Crater Lake To Stanley, Day 0 : Curiosity 1

My loop of piano music and my face-mask is giving me brief flashes of sleep, but the vet sitting next to me puts a stop to that by jabbing me in the ribs. I pull up my sleep mask and say, “Eh??” He points across me, out the window.

The dark triangle of Mt Shasta is sailing slowly across the horizon, east of the train. Graceful ribbons of snow still curve down from its near peak. As I watch, the mountain rotates a little more, and the second peak of Shasta swings into view. “That’s funny,” I say, “I didn’t know Shasta had two peaks.”

“Well, the near peak is usually the only one you can see from Highway 5, and the far peak is the one you can see from Klamath Falls,” explains the vet.

“Ah.”

As we continue to skirt the mountain, we pass through vast hills of of sharp, porous black rock. No plants grow on it; no soil is mixed with it. It looks like the surface of an inhospitable alien world. “Man, I’d hate to trip and fall on that stuff,” I say. The vet chuckles.

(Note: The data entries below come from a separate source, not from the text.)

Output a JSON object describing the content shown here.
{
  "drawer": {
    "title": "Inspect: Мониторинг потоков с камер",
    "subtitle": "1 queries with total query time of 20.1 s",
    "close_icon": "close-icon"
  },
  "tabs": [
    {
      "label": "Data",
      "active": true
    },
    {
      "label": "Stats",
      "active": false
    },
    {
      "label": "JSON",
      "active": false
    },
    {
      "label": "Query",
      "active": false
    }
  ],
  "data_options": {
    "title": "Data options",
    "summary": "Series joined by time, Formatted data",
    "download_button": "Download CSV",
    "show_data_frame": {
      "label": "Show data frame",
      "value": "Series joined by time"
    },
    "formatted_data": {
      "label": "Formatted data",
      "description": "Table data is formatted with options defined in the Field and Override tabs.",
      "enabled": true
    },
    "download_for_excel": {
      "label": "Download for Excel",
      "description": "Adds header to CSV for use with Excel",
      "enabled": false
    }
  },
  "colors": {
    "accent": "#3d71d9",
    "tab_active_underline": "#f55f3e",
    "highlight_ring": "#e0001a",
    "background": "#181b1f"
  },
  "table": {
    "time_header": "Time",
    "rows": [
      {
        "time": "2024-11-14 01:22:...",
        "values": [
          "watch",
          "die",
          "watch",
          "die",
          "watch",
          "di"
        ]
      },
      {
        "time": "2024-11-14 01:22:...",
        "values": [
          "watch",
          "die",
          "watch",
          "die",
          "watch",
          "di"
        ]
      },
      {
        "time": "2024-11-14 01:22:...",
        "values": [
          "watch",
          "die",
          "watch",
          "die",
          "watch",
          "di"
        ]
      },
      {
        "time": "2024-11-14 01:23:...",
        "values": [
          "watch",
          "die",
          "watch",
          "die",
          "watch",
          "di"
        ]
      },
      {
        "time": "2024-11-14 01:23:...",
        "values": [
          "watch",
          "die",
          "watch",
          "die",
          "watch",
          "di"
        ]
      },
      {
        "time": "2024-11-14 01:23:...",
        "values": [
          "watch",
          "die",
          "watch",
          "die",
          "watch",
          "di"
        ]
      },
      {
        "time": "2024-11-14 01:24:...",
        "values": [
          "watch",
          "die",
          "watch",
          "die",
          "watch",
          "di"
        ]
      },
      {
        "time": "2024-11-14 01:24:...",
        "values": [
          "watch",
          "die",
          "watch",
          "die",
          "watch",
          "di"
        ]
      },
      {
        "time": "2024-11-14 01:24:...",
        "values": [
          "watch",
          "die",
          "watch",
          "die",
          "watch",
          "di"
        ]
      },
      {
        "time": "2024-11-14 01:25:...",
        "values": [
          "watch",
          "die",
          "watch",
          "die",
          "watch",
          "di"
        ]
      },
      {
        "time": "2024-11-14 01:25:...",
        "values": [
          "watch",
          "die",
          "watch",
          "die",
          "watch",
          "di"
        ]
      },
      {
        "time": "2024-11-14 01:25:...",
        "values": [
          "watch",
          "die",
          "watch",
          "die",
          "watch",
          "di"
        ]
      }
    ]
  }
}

I watch the hills for a while longer, then get tired of them and start looking around the train. In the seats to my left sit a sun-tanned man and his sleeping daughter. The man is slowly whittling the rough edges of a large rectangle of wood – a chain link. The link is attached to others, hanging down to the floor. Apparently he passed the night by carving a wooden chain out of a solid block. Perhaps he’ll sell it to a knickknack shop when he arrives in Klamath Falls.